Let’s take a practical example to see how stupid Mayhew’s scheme really is:
Here’s whats really going to happen:
At first the bundling will reduce costs. Then, after a few months or a year or so, the doctors and hospitals involved in this bundling will figure out how to charge “extra” fees directly to the patient not covered by the insurance. So what this kind of “bunding” horseshit actually does is not cost reduction, but cost-shifting from the insurance company to the individual patient. Net costs will go up for the patient, and down for the insurer. Of course liars like Richard Mayhew will point to lots of phony graphs and charts to “prove” that the cost curve is bending, when in fact it’s just shifting so that the insane overpricing slides downhill (the way all shit slides downhill) from the insurer to the individual patient.
The only way to really bend the cost curve for good is the one method Mayhew won’t discuss. Single-payer national health care. You need to take the profit out of the health care system. Otherwise, smart doctors and nurses and radiologists and lab techs and hospitals and medical device makers and big pharma monopolists will simply game the system and find endlessly inventive ways to jack up costs that wind up pissing away trillions of dollars more on nothing worth a damn.
Mayhew and his ilk simply will not admit the reality — those vacation homes in Maui are going to have go away for all those doctors. Those “prescribe 10 regimens of our big pharma drug and get a new car” deals are going to have to go away for those insanely overpriced drugs. Those sweetheart contracts with rigid non-disclosure agreements preventing the hospital from publicizing the costs are going to have to go away for all those $15,000 automated insulin pumps with their $8,000-per-year “mandated firmware upgrades” from all those medical devicemakers.
VFX Lurker
@Ted and Hellen:
You will be pleased to know that the ACA is the reason Vermont’s getting a single-payer system in 2017. Woo!
Richard Mayhew
@VFX Lurker: actually, Vermont probably won’t go single payer in 2017 as they can’t figure out how to finance the system in a politically plausible manner. Remember, health insurance and health care for the non-elderly, non-poor, is primarily provided through either employer sponsored coverage or now the Exchanges. The people with employer sponsored coverage, as a class don’t want to give that up.
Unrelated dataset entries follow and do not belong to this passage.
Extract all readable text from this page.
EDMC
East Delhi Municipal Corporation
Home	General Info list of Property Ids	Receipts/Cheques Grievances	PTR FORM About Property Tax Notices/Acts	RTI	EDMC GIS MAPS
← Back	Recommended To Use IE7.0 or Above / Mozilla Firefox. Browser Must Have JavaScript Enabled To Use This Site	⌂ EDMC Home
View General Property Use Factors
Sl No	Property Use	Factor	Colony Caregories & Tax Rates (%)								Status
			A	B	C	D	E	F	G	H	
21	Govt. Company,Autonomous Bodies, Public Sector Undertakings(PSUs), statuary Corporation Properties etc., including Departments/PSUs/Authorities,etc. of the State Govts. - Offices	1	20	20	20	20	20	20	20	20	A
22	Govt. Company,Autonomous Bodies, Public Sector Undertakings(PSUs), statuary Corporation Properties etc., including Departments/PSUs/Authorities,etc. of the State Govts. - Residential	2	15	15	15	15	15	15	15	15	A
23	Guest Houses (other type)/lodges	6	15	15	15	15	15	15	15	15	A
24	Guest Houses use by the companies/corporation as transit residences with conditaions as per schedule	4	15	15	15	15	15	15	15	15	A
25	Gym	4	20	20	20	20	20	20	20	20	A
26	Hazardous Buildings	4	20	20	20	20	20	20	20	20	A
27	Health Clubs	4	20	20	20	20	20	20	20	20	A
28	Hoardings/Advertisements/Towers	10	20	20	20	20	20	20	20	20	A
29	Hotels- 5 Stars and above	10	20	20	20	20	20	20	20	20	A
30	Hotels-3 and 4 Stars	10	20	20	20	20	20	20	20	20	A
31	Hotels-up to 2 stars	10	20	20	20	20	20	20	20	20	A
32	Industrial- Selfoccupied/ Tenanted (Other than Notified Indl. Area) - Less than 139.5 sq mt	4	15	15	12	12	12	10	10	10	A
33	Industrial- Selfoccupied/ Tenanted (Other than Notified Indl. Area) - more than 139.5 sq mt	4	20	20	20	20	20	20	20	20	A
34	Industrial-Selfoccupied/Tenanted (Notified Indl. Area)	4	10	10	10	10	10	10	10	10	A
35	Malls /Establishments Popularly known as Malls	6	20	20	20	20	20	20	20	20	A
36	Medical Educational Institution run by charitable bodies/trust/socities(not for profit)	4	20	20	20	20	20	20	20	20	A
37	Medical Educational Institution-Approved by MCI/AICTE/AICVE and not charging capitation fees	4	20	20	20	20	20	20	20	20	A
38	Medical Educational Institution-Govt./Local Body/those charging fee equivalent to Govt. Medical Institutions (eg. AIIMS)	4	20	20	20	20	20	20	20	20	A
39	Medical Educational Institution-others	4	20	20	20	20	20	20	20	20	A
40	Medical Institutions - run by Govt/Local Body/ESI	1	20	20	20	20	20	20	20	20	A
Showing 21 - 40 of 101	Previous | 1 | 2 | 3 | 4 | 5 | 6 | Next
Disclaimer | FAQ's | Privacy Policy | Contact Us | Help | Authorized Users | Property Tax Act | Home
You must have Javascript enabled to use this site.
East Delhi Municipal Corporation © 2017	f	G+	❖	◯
And getting them to pay the same level of taxes that they currently pay in premiums or salary increases deferred into premiums is political suicide (this is a good reminder as to why single payer was not on the table in 2009, the Democrats’ critical votes did not want to vote for something that the CBO would score as an 8 trillion dollar program in the first decade.
Richard Mayhew
@mclaren: Good to see you and hope you are well as it has been a while since I’ve heard your one note.
Again, I will ask you two simple questions about me.
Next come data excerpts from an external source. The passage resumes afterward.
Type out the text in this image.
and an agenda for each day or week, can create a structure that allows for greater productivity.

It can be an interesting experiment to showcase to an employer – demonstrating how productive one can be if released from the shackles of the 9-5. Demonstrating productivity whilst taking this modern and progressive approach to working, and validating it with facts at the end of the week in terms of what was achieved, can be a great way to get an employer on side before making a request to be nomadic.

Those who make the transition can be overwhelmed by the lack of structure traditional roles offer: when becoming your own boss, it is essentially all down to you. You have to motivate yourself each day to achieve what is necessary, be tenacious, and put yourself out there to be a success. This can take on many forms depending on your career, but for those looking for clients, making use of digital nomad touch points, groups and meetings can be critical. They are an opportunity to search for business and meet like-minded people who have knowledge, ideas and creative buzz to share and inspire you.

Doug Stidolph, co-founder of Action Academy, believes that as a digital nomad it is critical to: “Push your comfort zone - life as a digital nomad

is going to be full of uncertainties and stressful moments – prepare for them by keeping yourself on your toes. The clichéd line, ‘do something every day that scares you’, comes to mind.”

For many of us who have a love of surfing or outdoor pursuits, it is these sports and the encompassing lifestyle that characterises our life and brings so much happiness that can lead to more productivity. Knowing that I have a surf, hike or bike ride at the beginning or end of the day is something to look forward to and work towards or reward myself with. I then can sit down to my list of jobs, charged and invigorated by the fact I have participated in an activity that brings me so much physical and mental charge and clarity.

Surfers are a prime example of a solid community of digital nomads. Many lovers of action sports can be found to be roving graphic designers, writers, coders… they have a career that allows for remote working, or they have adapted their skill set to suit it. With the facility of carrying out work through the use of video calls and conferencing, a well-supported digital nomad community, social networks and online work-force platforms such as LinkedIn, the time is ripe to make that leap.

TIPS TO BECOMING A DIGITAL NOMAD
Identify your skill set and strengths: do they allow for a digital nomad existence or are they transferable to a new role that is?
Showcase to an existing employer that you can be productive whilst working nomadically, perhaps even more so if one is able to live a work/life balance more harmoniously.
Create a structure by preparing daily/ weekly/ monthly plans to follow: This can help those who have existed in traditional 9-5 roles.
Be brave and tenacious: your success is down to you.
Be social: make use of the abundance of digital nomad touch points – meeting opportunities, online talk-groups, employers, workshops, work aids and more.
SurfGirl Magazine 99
a) How much budgetary authority do I control — an order of magnitiude should be sufficient…
b) How many people report to me either directly or indirectly.
I have a feeling that you massively overinflate my position.
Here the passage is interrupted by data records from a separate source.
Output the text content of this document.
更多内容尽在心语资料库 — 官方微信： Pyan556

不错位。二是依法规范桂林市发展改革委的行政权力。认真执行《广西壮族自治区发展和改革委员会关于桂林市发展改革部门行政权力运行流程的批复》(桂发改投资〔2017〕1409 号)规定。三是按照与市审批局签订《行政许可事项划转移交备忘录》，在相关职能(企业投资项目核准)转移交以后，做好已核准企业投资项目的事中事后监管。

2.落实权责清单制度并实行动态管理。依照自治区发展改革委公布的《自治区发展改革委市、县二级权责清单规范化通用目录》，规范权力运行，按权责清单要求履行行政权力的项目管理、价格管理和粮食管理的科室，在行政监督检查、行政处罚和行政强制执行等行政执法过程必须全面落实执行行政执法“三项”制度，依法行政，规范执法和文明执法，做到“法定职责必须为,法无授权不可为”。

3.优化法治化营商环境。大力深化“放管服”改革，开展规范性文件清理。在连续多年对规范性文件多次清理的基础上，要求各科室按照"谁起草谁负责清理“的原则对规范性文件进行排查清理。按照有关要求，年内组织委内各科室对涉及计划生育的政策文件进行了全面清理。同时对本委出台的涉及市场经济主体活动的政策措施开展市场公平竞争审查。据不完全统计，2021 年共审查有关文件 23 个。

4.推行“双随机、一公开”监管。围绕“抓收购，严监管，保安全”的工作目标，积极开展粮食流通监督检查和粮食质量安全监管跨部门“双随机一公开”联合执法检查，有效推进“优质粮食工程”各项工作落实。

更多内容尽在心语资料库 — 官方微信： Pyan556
And a slightly more complex question — how do you propose to fix the system in a manner that can get 218-51-1-5 that does not involve a threat to nationalize the entire US healthcare system?
VFX Lurker
@Richard Mayhew:
As always, thank you for posting good and important information here. I knew that Vermont had signed legislation to go single-payer in 2017 (aka “Green Mountain Care”), but I did not know that Vermont’s citizens were resisting the change to single-payer.